Sunday, February 7, 2010

A Cow Farm and the Globalization Rant

Every day on the way to work we drive past a farm on 16th Avenue and Kennedy Road. I have no idea how big the farm is, being no judge of the size of an area by sight, but for us city-people squeezed on the towel-sized properties, it seems huge. It has a fenced off area with a barn, where in good weather a couple of dozens of black-and-white cows graze lazily, or linger in the shade of the few scrawny trees. Next to the cow-land is a corn field, covering the whole gentle slope of the hill, in my estimate some 500 by 500 yards, or so. For some unexplainable reason, seeing the cows during the commute always have a calming effect on both, Meg and me. Usually we greet them with "hi girls," to which they always respond by staring at the general direction of the traffic and not acknowledging the greeting they couldn't have heard anyway.

A couple of weeks ago we read in the community newspaper that the farm had been sold to a house-building company for $100 million. Not a laughable amount, and who can blame the farmer for selling? Looking at the broader picture, I wonder where does the greed stop and the reason start? I must confess, our own house, and the whole community around it, is built on the former farmland. I know it sounds hypocritical ranting against the same process that benefited us, but losing that farm almost seems like something personal is being taken away. Our city is growing and becoming more crowded by the day, slowly defying the purpose of moving away from the traffic and bustle of the downtown Toronto. The few remaining farmlands are the last open spaces, giving us room for breathing and preventing the claustrophobia of what's to become. But slowly, one by one, they succumb to the brutal advance of—not progress, but profit! Almighty dollar is the only fact featuring in any argument around here—and where is it taking us? Take, for example, globalization.

In the news last night was a report that China is artificially maintaining its currency 40% lower of its real value, to retain their export supremacy over the West. The companies interested in exporting to China are discouraged by the unfavorable price their goods can fetch there. In turn, the Chinese are littering the world with cheap products.

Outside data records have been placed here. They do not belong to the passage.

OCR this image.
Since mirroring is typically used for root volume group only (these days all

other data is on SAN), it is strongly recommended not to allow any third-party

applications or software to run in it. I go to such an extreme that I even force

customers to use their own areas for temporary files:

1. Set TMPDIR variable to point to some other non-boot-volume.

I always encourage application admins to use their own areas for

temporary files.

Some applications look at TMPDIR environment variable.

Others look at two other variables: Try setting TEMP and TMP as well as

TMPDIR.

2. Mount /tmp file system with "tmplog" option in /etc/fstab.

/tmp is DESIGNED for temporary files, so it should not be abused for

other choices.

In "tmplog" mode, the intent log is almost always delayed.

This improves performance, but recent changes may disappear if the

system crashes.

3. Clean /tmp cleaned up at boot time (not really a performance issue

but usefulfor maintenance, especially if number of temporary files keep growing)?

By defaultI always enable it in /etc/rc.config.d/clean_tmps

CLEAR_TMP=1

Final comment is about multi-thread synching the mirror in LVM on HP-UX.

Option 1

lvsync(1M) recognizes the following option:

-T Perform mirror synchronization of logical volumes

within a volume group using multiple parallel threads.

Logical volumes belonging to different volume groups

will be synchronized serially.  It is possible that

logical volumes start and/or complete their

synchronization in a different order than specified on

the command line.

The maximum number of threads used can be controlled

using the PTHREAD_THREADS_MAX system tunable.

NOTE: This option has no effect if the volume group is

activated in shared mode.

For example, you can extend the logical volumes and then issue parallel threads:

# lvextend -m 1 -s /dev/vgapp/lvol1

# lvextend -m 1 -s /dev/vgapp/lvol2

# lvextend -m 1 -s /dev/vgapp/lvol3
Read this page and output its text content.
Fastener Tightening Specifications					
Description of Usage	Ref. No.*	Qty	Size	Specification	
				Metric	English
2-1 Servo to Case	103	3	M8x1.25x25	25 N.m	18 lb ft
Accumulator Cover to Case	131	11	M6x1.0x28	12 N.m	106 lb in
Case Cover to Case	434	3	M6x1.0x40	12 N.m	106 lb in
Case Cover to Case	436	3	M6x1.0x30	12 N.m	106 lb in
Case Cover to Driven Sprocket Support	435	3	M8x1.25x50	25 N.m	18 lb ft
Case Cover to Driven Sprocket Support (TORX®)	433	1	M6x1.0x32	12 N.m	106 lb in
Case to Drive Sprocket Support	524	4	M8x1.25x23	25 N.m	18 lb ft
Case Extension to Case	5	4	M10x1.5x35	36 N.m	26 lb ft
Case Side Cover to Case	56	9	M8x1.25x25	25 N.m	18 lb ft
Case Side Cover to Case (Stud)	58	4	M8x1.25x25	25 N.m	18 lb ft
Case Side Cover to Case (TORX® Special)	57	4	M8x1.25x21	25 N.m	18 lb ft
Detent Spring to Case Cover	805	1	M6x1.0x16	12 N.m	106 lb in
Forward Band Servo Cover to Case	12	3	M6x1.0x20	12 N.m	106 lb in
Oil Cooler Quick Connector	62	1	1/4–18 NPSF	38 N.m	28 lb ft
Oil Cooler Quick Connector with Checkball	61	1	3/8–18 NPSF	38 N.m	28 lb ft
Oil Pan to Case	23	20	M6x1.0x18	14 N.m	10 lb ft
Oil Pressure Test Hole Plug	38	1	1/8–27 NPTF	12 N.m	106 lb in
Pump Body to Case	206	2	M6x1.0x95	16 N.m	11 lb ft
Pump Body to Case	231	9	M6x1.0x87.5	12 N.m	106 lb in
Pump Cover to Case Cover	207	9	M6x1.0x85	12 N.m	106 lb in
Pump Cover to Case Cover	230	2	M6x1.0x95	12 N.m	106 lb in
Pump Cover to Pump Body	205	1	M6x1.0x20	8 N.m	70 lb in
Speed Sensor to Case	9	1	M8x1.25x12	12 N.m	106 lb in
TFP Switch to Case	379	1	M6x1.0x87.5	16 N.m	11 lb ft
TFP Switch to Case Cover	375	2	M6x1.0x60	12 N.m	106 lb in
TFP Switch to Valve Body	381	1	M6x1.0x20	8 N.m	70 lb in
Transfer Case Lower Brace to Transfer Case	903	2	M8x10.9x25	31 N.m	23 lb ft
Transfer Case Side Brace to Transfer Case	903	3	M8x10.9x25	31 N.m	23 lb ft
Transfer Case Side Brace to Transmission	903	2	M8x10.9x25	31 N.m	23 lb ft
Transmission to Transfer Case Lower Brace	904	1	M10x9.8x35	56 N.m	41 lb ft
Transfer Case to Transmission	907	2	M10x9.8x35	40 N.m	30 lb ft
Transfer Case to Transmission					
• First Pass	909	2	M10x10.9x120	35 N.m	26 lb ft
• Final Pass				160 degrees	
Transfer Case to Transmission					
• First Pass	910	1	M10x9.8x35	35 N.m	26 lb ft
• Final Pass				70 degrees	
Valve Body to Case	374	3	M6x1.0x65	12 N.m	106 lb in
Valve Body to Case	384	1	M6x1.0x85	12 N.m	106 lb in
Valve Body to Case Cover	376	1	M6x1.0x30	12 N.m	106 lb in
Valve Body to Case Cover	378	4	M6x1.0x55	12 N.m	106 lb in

Ah, one must love globalization!

So, up here in the frozen west, what have we got from globalization? First, we got new global markets for our firms to export to, neglecting local ones and in process making some very rich people much richer. We watched as not only the whole companies moved to the cheaper lands, but also as the jobs for those companies remaining here are being outsourced wherever the cheaper labor can be found. Now we have our local phone lines being connected in India, our bank statement and transactions being explained to us from Asia or Middle East, our jobs migrating away, while desperate immigrants in search for better life still flock to Canada and compete for the few remaining jobs.

Home grown businesses, on the other hand, seem to have only one goal: to be sold to a huge international corporation for a lot of money. No one is even starting a business with intention to grow and develop it, to keep it in the family and prosper from and with it.

The way I see it, the only way for our economy to move forward is to stop the drive for globalization and outsourcing, and to build the lasting business models at home. Though, I'm afraid, it could be too late to save what's left.